Melatonin MT1 and MT2 receptor ERK signaling is differentially dependent on Gi/o and Gq/11 proteins

G protein-coupled receptors (GPCRs) transmit extracellular signals into cells by activating G protein- and beta-arrestin-dependent pathways. Extracellular signal-regulated kinases (ERKs) play a central role in integrating these different linear inputs coming from a variety of GPCRs to regulate cellular functions. Here, we investigated human melatonin MT1 and MT2 receptors signaling through the ERK1/2 cascade by employing different biochemical techniques together with pharmacological inhibitors and siRNA molecules. We show that ERK1/2 activation by both receptors is exclusively G protein-dependent, without any participation of beta-arrestin1/2 in HEK293 cells. ERK1/2 activation by MT1 is only mediated though G(i/o) proteins, while MT2 is dependent on the cooperative activation of G(i/o) and G(q/11) proteins. In the absence of G(q/11) proteins, however, MT2-induced ERK1/2 activation switches to a beta-arrestin1/2-dependent mode. The signaling cascade downstream of G proteins is the same for both receptors and involves activation of the PI3K/PKC zeta/c-Raf/MEK/ERK cascade.
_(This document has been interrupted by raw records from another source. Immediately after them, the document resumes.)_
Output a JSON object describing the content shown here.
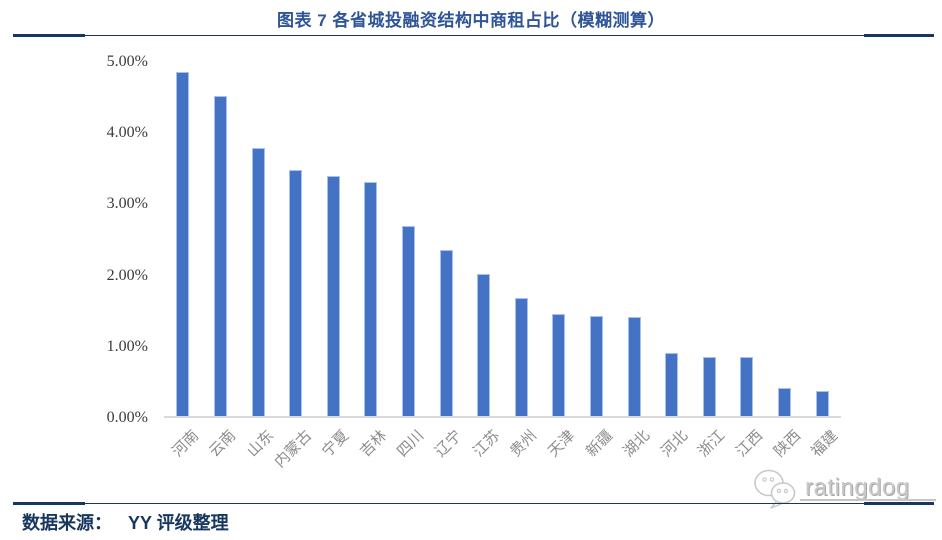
{
  "header": {
    "title": "图表 7 各省城投融资结构中商租占比（模糊测算）"
  },
  "footer": {
    "source_label": "数据来源：",
    "source_value": "YY 评级整理"
  },
  "watermark": {
    "brand": "ratingdog",
    "logo_icon": "dog-face-speech-bubble-icon"
  },
  "colors": {
    "bar": "#4472C4",
    "bar_border": "#A9C0E8",
    "title": "#2F5597",
    "rule": "#17375E",
    "axis_line": "#D9D9D9",
    "y_label": "#3B3B3B",
    "x_label": "#8C8C8C",
    "source_text": "#17375E",
    "watermark": "#C9C9C9"
  },
  "chart_data": {
    "type": "bar",
    "title": "图表 7 各省城投融资结构中商租占比（模糊测算）",
    "categories": [
      "河南",
      "云南",
      "山东",
      "内蒙古",
      "宁夏",
      "吉林",
      "四川",
      "辽宁",
      "江苏",
      "贵州",
      "天津",
      "新疆",
      "湖北",
      "河北",
      "浙江",
      "江西",
      "陕西",
      "福建"
    ],
    "values": [
      4.86,
      4.52,
      3.78,
      3.47,
      3.39,
      3.3,
      2.69,
      2.35,
      2.0,
      1.66,
      1.44,
      1.41,
      1.4,
      0.89,
      0.84,
      0.83,
      0.4,
      0.35
    ],
    "unit": "%",
    "xlabel": "",
    "ylabel": "",
    "ylim": [
      0,
      5
    ],
    "ytick_step": 1,
    "yticks": [
      "0.00%",
      "1.00%",
      "2.00%",
      "3.00%",
      "4.00%",
      "5.00%"
    ],
    "grid": false,
    "legend": "none",
    "x_label_rotation_deg": -45
  }
}
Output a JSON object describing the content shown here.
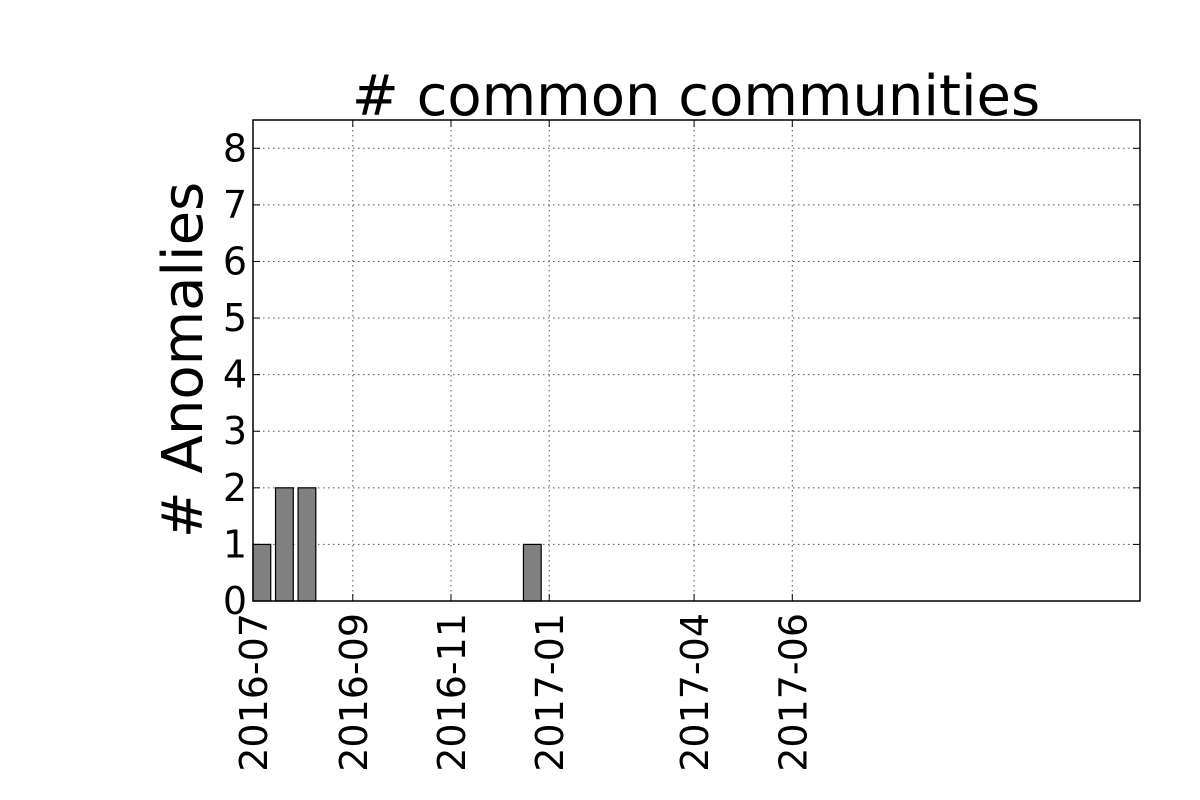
{
  "chart_data": {
    "type": "bar",
    "title": "# common communities",
    "xlabel": "",
    "ylabel": "# Anomalies",
    "ylim": [
      0,
      8.5
    ],
    "yticks": [
      "0",
      "1",
      "2",
      "3",
      "4",
      "5",
      "6",
      "7",
      "8"
    ],
    "xticks": [
      "2016-07",
      "2016-09",
      "2016-11",
      "2017-01",
      "2017-04",
      "2017-06"
    ],
    "grid": true,
    "bar_color": "#808080",
    "x": [
      "2016-07-01",
      "2016-07-15",
      "2016-07-29",
      "2016-08-12",
      "2016-08-26",
      "2016-09-09",
      "2016-09-23",
      "2016-10-07",
      "2016-10-21",
      "2016-11-04",
      "2016-11-18",
      "2016-12-02",
      "2016-12-16",
      "2016-12-30",
      "2017-01-13",
      "2017-01-27",
      "2017-02-10",
      "2017-02-24",
      "2017-03-10",
      "2017-03-24",
      "2017-04-07",
      "2017-04-21",
      "2017-05-05",
      "2017-05-19",
      "2017-06-02",
      "2017-06-16",
      "2017-06-30",
      "2017-07-14",
      "2017-07-28",
      "2017-08-11",
      "2017-08-25",
      "2017-09-08",
      "2017-09-22",
      "2017-10-06",
      "2017-10-20",
      "2017-11-03",
      "2017-11-17",
      "2017-12-01",
      "2017-12-15",
      "2017-12-29"
    ],
    "values": [
      1,
      2,
      2,
      0,
      0,
      0,
      0,
      0,
      0,
      0,
      0,
      0,
      1,
      0,
      0,
      0,
      0,
      0,
      0,
      0,
      0,
      0,
      0,
      0,
      0,
      0,
      0,
      0,
      0,
      0,
      0,
      0,
      0,
      0,
      0,
      0,
      0,
      0,
      0,
      0
    ]
  }
}
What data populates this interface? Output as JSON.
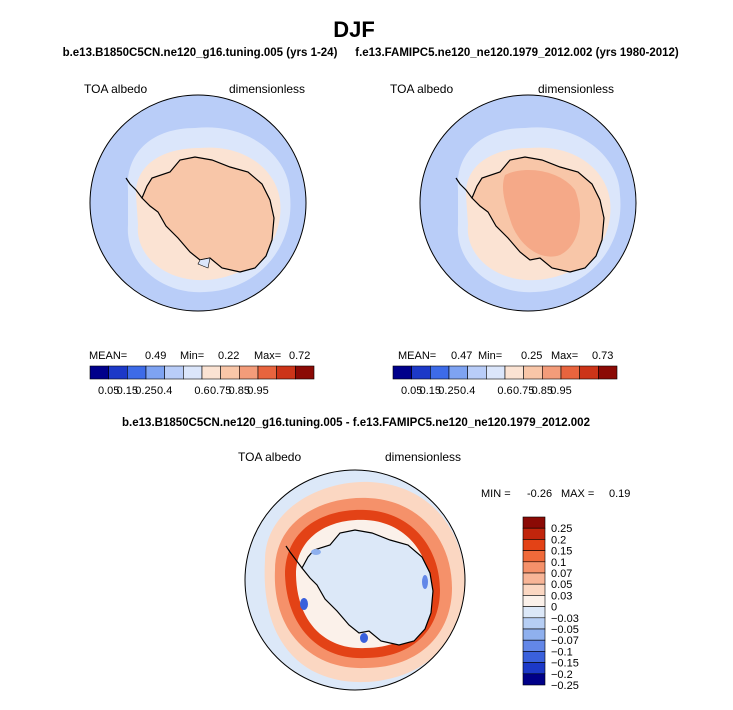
{
  "chart_data": {
    "type": "polar_contour_map",
    "title": "DJF",
    "subplots": [
      {
        "id": "model",
        "title": "b.e13.B1850C5CN.ne120_g16.tuning.005 (yrs 1-24)",
        "variable": "TOA albedo",
        "units": "dimensionless",
        "stats": {
          "mean_label": "MEAN=",
          "mean": "0.49",
          "min_label": "Min=",
          "min": "0.22",
          "max_label": "Max=",
          "max": "0.72"
        },
        "colorbar_ticks": [
          "0.05",
          "0.15",
          "0.25",
          "0.4",
          "0.6",
          "0.75",
          "0.85",
          "0.95"
        ]
      },
      {
        "id": "obs",
        "title": "f.e13.FAMIPC5.ne120_ne120.1979_2012.002 (yrs 1980-2012)",
        "variable": "TOA albedo",
        "units": "dimensionless",
        "stats": {
          "mean_label": "MEAN=",
          "mean": "0.47",
          "min_label": "Min=",
          "min": "0.25",
          "max_label": "Max=",
          "max": "0.73"
        },
        "colorbar_ticks": [
          "0.05",
          "0.15",
          "0.25",
          "0.4",
          "0.6",
          "0.75",
          "0.85",
          "0.95"
        ]
      },
      {
        "id": "diff",
        "title": "b.e13.B1850C5CN.ne120_g16.tuning.005 - f.e13.FAMIPC5.ne120_ne120.1979_2012.002",
        "variable": "TOA albedo",
        "units": "dimensionless",
        "stats": {
          "min_label": "MIN =",
          "min": "-0.26",
          "max_label": "MAX =",
          "max": "0.19"
        },
        "colorbar_ticks": [
          "0.25",
          "0.2",
          "0.15",
          "0.1",
          "0.07",
          "0.05",
          "0.03",
          "0",
          "−0.03",
          "−0.05",
          "−0.07",
          "−0.1",
          "−0.15",
          "−0.2",
          "−0.25"
        ]
      }
    ]
  },
  "colors": {
    "abs_scale": [
      "#00008b",
      "#1c39c8",
      "#3d6be8",
      "#7ea3f2",
      "#b9cdf8",
      "#dbe6fb",
      "#fbe3d3",
      "#f8c6a8",
      "#f39c7a",
      "#e8643e",
      "#cc3418",
      "#8b0a05"
    ],
    "diff_scale": [
      "#8b0a05",
      "#c1250c",
      "#e34216",
      "#f06a3a",
      "#f5916a",
      "#f8b597",
      "#fbd7c2",
      "#fbf1ea",
      "#dce8f8",
      "#b6cef4",
      "#8fb0ee",
      "#6387e8",
      "#3a60dc",
      "#1c39c8",
      "#000088"
    ]
  }
}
The differential G protein dependency of MT1- and MT2-mediated ERK activation was confirmed at the level of EGR1 and FOS gene expression, two ERK1/2 target genes. G(i/o)/G(q/11) cooperativity was also observed in Neuroscreen-1 cells expressing endogenous MT2, whereas in the mouse retina, where MT2 is engaged into MT1/MT2 heterodimers, ERK1/2 signaling is exclusively G(i/o)-dependent. Collectively, our data reveal differential signaling modes of MT1 and MT2 in terms of ERK1/2 activation, with an unexpected G(i/o)/G(q/11) cooperativity exclusively for MT2. The plasticity of ERK activation by MT2 is highlighted by the switch to a beta-arrestin1/2-dependent mode in the absence of G(q/11) proteins and by the switch to a G(i/o) mode when engaged into MT1/MT2 heterodimers, revealing a new mechanism underlying tissue-specific responses to melatonin.